Directions issued by the Supreme Court

  1. Political parties must post information on candidates’ criminal records on the homepage of their websites, making it easier for voters to access the information that must be provided. It will also be necessary to include a caption on the web page that reads “candidates with criminal antecedents.”
  2. The ECI has been asked to develop a specific mobile application incorporating information submitted by candidates regarding their criminal history so that any voter can access this information with a single tap on his or her phone.
  3. The ECI has been asked to conduct a comprehensive public awareness campaign to inform every voter about his right to know and the availability of information on all contesting candidates’ criminal backgrounds. This will be done on a variety of platforms, such as social media, websites, television commercials, prime-time debates, booklets, and so on. Within four weeks, a fund must be established for this purpose, into which fines for contempt of court may be directed to be paid.
  4. For the aforementioned purposes, the ECI is also directed to establish a separate cell that will monitor required compliances so that this Court can be informed promptly of any political party’s non-compliance with the directions contained in this Court’s Orders, as fleshed out by the ECI in instructions, letters, and circulars issued in this regard;
  5. It is clarified that the SC Order dated 13.02.2020 be updated and that the details that must be released must be published within 48 hours of the candidate’s selection and not more than two weeks before the first day for filing nominations.
  6. It is reiterated that if a political party fails to submit such a compliance report to the ECI, the ECI will bring such non-compliance to the attention of this Court as contempt of this Court’s Orders/Directions, which will be taken extremely seriously in the future.

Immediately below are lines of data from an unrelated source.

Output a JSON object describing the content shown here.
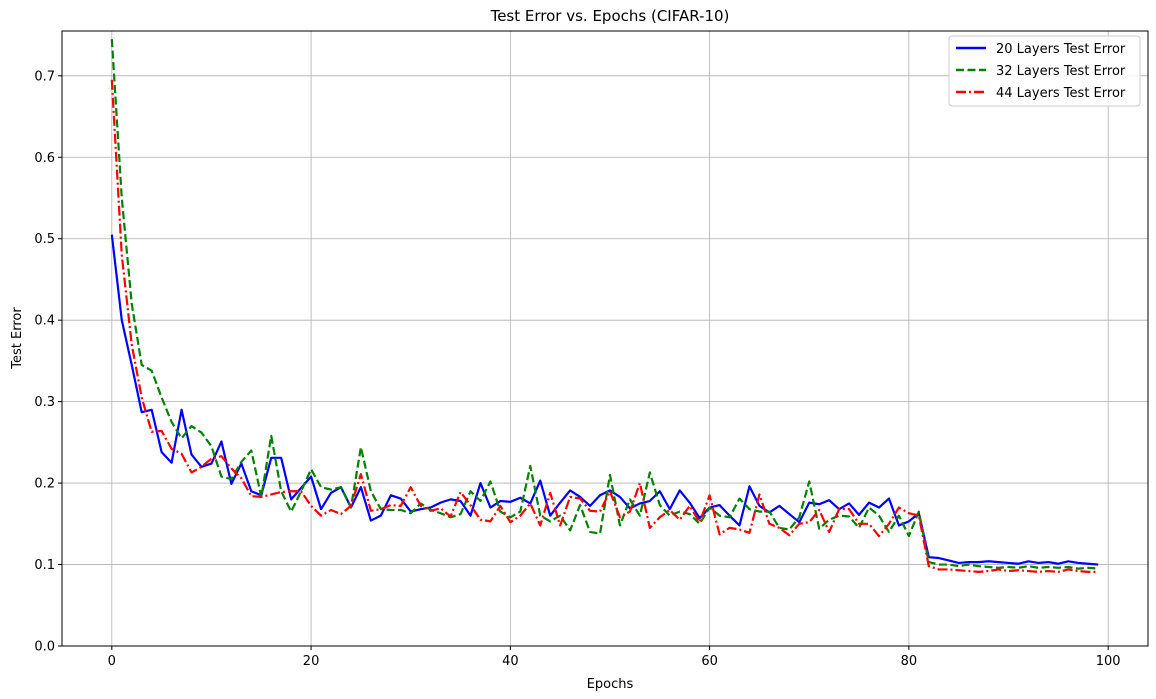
{
  "chart_data": {
    "type": "line",
    "title": "Test Error vs. Epochs (CIFAR-10)",
    "xlabel": "Epochs",
    "ylabel": "Test Error",
    "xlim": [
      -5,
      104
    ],
    "ylim": [
      0,
      0.755
    ],
    "xticks": [
      0,
      20,
      40,
      60,
      80,
      100
    ],
    "yticks": [
      0.0,
      0.1,
      0.2,
      0.3,
      0.4,
      0.5,
      0.6,
      0.7
    ],
    "grid": true,
    "legend_position": "top-right",
    "x": [
      0,
      1,
      2,
      3,
      4,
      5,
      6,
      7,
      8,
      9,
      10,
      11,
      12,
      13,
      14,
      15,
      16,
      17,
      18,
      19,
      20,
      21,
      22,
      23,
      24,
      25,
      26,
      27,
      28,
      29,
      30,
      31,
      32,
      33,
      34,
      35,
      36,
      37,
      38,
      39,
      40,
      41,
      42,
      43,
      44,
      45,
      46,
      47,
      48,
      49,
      50,
      51,
      52,
      53,
      54,
      55,
      56,
      57,
      58,
      59,
      60,
      61,
      62,
      63,
      64,
      65,
      66,
      67,
      68,
      69,
      70,
      71,
      72,
      73,
      74,
      75,
      76,
      77,
      78,
      79,
      80,
      81,
      82,
      83,
      84,
      85,
      86,
      87,
      88,
      89,
      90,
      91,
      92,
      93,
      94,
      95,
      96,
      97,
      98,
      99
    ],
    "series": [
      {
        "name": "20 Layers Test Error",
        "color": "#0000ff",
        "dash": "solid",
        "values": [
          0.505,
          0.4,
          0.345,
          0.287,
          0.29,
          0.238,
          0.225,
          0.29,
          0.235,
          0.22,
          0.224,
          0.251,
          0.199,
          0.224,
          0.19,
          0.185,
          0.231,
          0.231,
          0.18,
          0.194,
          0.208,
          0.168,
          0.188,
          0.195,
          0.17,
          0.195,
          0.154,
          0.16,
          0.185,
          0.181,
          0.165,
          0.168,
          0.17,
          0.176,
          0.18,
          0.178,
          0.16,
          0.2,
          0.17,
          0.178,
          0.177,
          0.182,
          0.175,
          0.203,
          0.16,
          0.176,
          0.191,
          0.183,
          0.172,
          0.185,
          0.191,
          0.183,
          0.169,
          0.175,
          0.178,
          0.19,
          0.168,
          0.191,
          0.176,
          0.157,
          0.17,
          0.173,
          0.16,
          0.148,
          0.196,
          0.172,
          0.164,
          0.172,
          0.162,
          0.152,
          0.176,
          0.174,
          0.179,
          0.168,
          0.175,
          0.161,
          0.176,
          0.17,
          0.181,
          0.148,
          0.153,
          0.163,
          0.109,
          0.108,
          0.105,
          0.102,
          0.103,
          0.103,
          0.104,
          0.103,
          0.102,
          0.101,
          0.104,
          0.102,
          0.103,
          0.101,
          0.104,
          0.102,
          0.101,
          0.1
        ]
      },
      {
        "name": "32 Layers Test Error",
        "color": "#008000",
        "dash": "dashed",
        "values": [
          0.745,
          0.55,
          0.42,
          0.345,
          0.338,
          0.305,
          0.275,
          0.255,
          0.27,
          0.262,
          0.245,
          0.208,
          0.205,
          0.226,
          0.24,
          0.183,
          0.258,
          0.19,
          0.165,
          0.19,
          0.217,
          0.195,
          0.192,
          0.195,
          0.17,
          0.244,
          0.19,
          0.168,
          0.167,
          0.167,
          0.163,
          0.175,
          0.167,
          0.163,
          0.158,
          0.162,
          0.19,
          0.178,
          0.202,
          0.165,
          0.158,
          0.165,
          0.221,
          0.16,
          0.153,
          0.16,
          0.142,
          0.173,
          0.14,
          0.138,
          0.21,
          0.148,
          0.18,
          0.16,
          0.213,
          0.173,
          0.16,
          0.165,
          0.162,
          0.15,
          0.17,
          0.16,
          0.158,
          0.181,
          0.168,
          0.165,
          0.165,
          0.145,
          0.143,
          0.158,
          0.202,
          0.144,
          0.155,
          0.16,
          0.159,
          0.145,
          0.17,
          0.16,
          0.14,
          0.16,
          0.135,
          0.165,
          0.103,
          0.1,
          0.1,
          0.098,
          0.1,
          0.098,
          0.097,
          0.096,
          0.097,
          0.096,
          0.098,
          0.096,
          0.097,
          0.096,
          0.097,
          0.095,
          0.096,
          0.095
        ]
      },
      {
        "name": "44 Layers Test Error",
        "color": "#ff0000",
        "dash": "dashdot",
        "values": [
          0.695,
          0.48,
          0.37,
          0.305,
          0.263,
          0.264,
          0.242,
          0.236,
          0.213,
          0.22,
          0.23,
          0.233,
          0.218,
          0.206,
          0.184,
          0.183,
          0.186,
          0.189,
          0.19,
          0.19,
          0.172,
          0.16,
          0.167,
          0.162,
          0.172,
          0.211,
          0.166,
          0.168,
          0.173,
          0.172,
          0.195,
          0.172,
          0.166,
          0.169,
          0.159,
          0.189,
          0.173,
          0.155,
          0.153,
          0.172,
          0.152,
          0.16,
          0.175,
          0.148,
          0.188,
          0.148,
          0.183,
          0.181,
          0.166,
          0.165,
          0.19,
          0.158,
          0.165,
          0.2,
          0.145,
          0.158,
          0.167,
          0.155,
          0.172,
          0.152,
          0.185,
          0.137,
          0.145,
          0.143,
          0.139,
          0.186,
          0.15,
          0.145,
          0.136,
          0.15,
          0.152,
          0.167,
          0.14,
          0.168,
          0.168,
          0.15,
          0.15,
          0.135,
          0.15,
          0.17,
          0.163,
          0.16,
          0.098,
          0.094,
          0.094,
          0.093,
          0.092,
          0.091,
          0.092,
          0.094,
          0.092,
          0.093,
          0.092,
          0.091,
          0.092,
          0.091,
          0.094,
          0.092,
          0.091,
          0.091
        ]
      }
    ]
  }
}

Possible solutions for the loopholes in the system

These responses add little to the already-existing body of knowledge about the criminal backgrounds of contestants. The most serious issue of contending candidates submitting false and incomplete information is likely to improve when candidate information is made more widely available on numerous platforms. While the current judgment is a positive step toward greater accountability and openness, it does not address the need to reduce political criminalization and the ongoing problem of monitoring and compliance. There needs to be stricter legislation that governs. Significant efforts must be made to clean up the contaminated political stream by banning those with criminal backgrounds from even considering entering politics.

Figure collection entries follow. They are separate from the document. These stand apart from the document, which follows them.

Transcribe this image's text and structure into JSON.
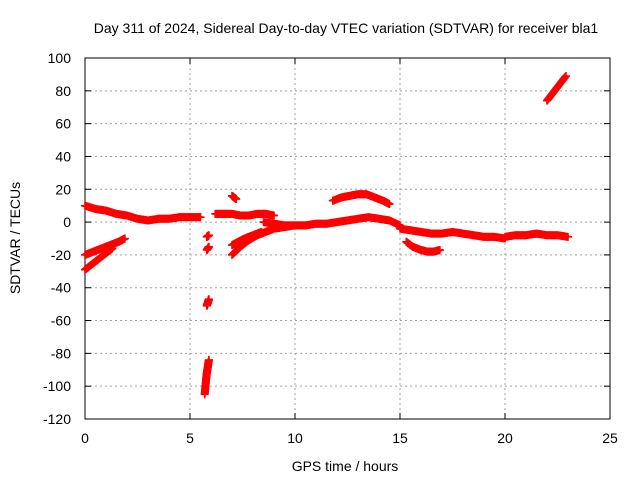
{
  "chart_data": {
    "type": "scatter",
    "title": "Day 311 of 2024, Sidereal Day-to-day VTEC variation (SDTVAR) for receiver bla1",
    "xlabel": "GPS time / hours",
    "ylabel": "SDTVAR / TECUs",
    "xlim": [
      0,
      25
    ],
    "ylim": [
      -120,
      100
    ],
    "xticks": [
      0,
      5,
      10,
      15,
      20,
      25
    ],
    "yticks": [
      -120,
      -100,
      -80,
      -60,
      -40,
      -20,
      0,
      20,
      40,
      60,
      80,
      100
    ],
    "grid": true,
    "marker": "plus",
    "color": "#ff0000",
    "series": [
      {
        "name": "main-upper",
        "x": [
          0,
          0.5,
          1,
          1.5,
          2,
          2.5,
          3,
          3.5,
          4,
          4.5,
          5,
          5.5
        ],
        "y": [
          10,
          8,
          7,
          5,
          4,
          2,
          1,
          2,
          2,
          3,
          3,
          3
        ]
      },
      {
        "name": "segment-6-7h",
        "x": [
          6.2,
          6.6,
          7,
          7.4,
          7.8,
          8.2,
          8.6,
          9
        ],
        "y": [
          5,
          5,
          5,
          4,
          4,
          5,
          5,
          4
        ]
      },
      {
        "name": "main-middle",
        "x": [
          8.5,
          9,
          9.5,
          10,
          10.5,
          11,
          11.5,
          12,
          12.5,
          13,
          13.5,
          14,
          14.5,
          15
        ],
        "y": [
          0,
          -1,
          -2,
          -2,
          -2,
          -1,
          -1,
          0,
          1,
          2,
          3,
          2,
          1,
          -2
        ]
      },
      {
        "name": "main-lower",
        "x": [
          15,
          15.5,
          16,
          16.5,
          17,
          17.5,
          18,
          18.5,
          19,
          19.5,
          20
        ],
        "y": [
          -4,
          -5,
          -6,
          -7,
          -7,
          -6,
          -7,
          -8,
          -9,
          -9,
          -10
        ]
      },
      {
        "name": "main-late",
        "x": [
          20,
          20.5,
          21,
          21.5,
          22,
          22.5,
          23
        ],
        "y": [
          -9,
          -8,
          -8,
          -7,
          -8,
          -8,
          -9
        ]
      },
      {
        "name": "early-rise-1",
        "x": [
          0,
          0.4,
          0.8,
          1.2,
          1.6,
          1.9
        ],
        "y": [
          -20,
          -18,
          -16,
          -14,
          -12,
          -10
        ]
      },
      {
        "name": "early-rise-2",
        "x": [
          0,
          0.3,
          0.6,
          1,
          1.3
        ],
        "y": [
          -29,
          -26,
          -23,
          -19,
          -16
        ]
      },
      {
        "name": "arc-7-9h",
        "x": [
          7,
          7.4,
          7.8,
          8.2,
          8.6,
          9,
          9.5,
          10
        ],
        "y": [
          -20,
          -15,
          -11,
          -8,
          -6,
          -4,
          -3,
          -2
        ]
      },
      {
        "name": "arc-7-8h",
        "x": [
          7,
          7.3,
          7.6,
          8,
          8.4
        ],
        "y": [
          -14,
          -12,
          -10,
          -8,
          -6
        ]
      },
      {
        "name": "hump-12-14h",
        "x": [
          11.8,
          12.2,
          12.6,
          13,
          13.4,
          13.8,
          14.2,
          14.5
        ],
        "y": [
          13,
          15,
          16,
          17,
          17,
          15,
          13,
          11
        ]
      },
      {
        "name": "dip-15-17h",
        "x": [
          15.3,
          15.6,
          16,
          16.3,
          16.6,
          16.9
        ],
        "y": [
          -12,
          -15,
          -17,
          -18,
          -18,
          -17
        ]
      },
      {
        "name": "sharp-5.8h",
        "x": [
          5.7,
          5.75,
          5.8,
          5.85,
          5.9
        ],
        "y": [
          -105,
          -98,
          -92,
          -88,
          -84
        ]
      },
      {
        "name": "sharp-5.8h-b",
        "x": [
          5.8,
          5.85,
          5.9
        ],
        "y": [
          -51,
          -49,
          -47
        ]
      },
      {
        "name": "sharp-5.8h-c",
        "x": [
          5.8,
          5.9
        ],
        "y": [
          -9,
          -8
        ]
      },
      {
        "name": "sharp-5.8h-d",
        "x": [
          5.8,
          5.9
        ],
        "y": [
          -17,
          -15
        ]
      },
      {
        "name": "spike-7h",
        "x": [
          7,
          7.2
        ],
        "y": [
          16,
          14
        ]
      },
      {
        "name": "late-rise",
        "x": [
          22,
          22.3,
          22.6,
          22.9
        ],
        "y": [
          74,
          79,
          84,
          89
        ]
      }
    ]
  }
}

Political parties are likely to present generic arguments with little substance, contradicting the objective of these directives, based on recent experience. Despite the preceding instructions on “source of income,” most candidates stated general sources rather than identifying their true source of income. Parties and candidates even disobeyed orders not to publish pending criminal cases in publications and on television. As a result, these improvements will only be useful if the ECI keeps a close eye on things and all political parties follow the rules.

Conclusion 

To summarize, candidates have been required to provide details of any outstanding criminal histories to the ECI since 2002. The Supreme Court’s decision in 2018 mandated that these facts be disclosed on the website of the relevant political party, as well as in newspapers and television stations. In the 2020 judgment, this was extended to include official social media outlets. But until and unless stricter regimes for disallowing the candidates with criminals are brought into action, our leaders will continue to have criminal records. The 2021 judgement has given us some hopes that there will be decriminalisation in politics but as said by the Court in this case the judiciary’s hands are tied and the legislature can only take the necessary steps.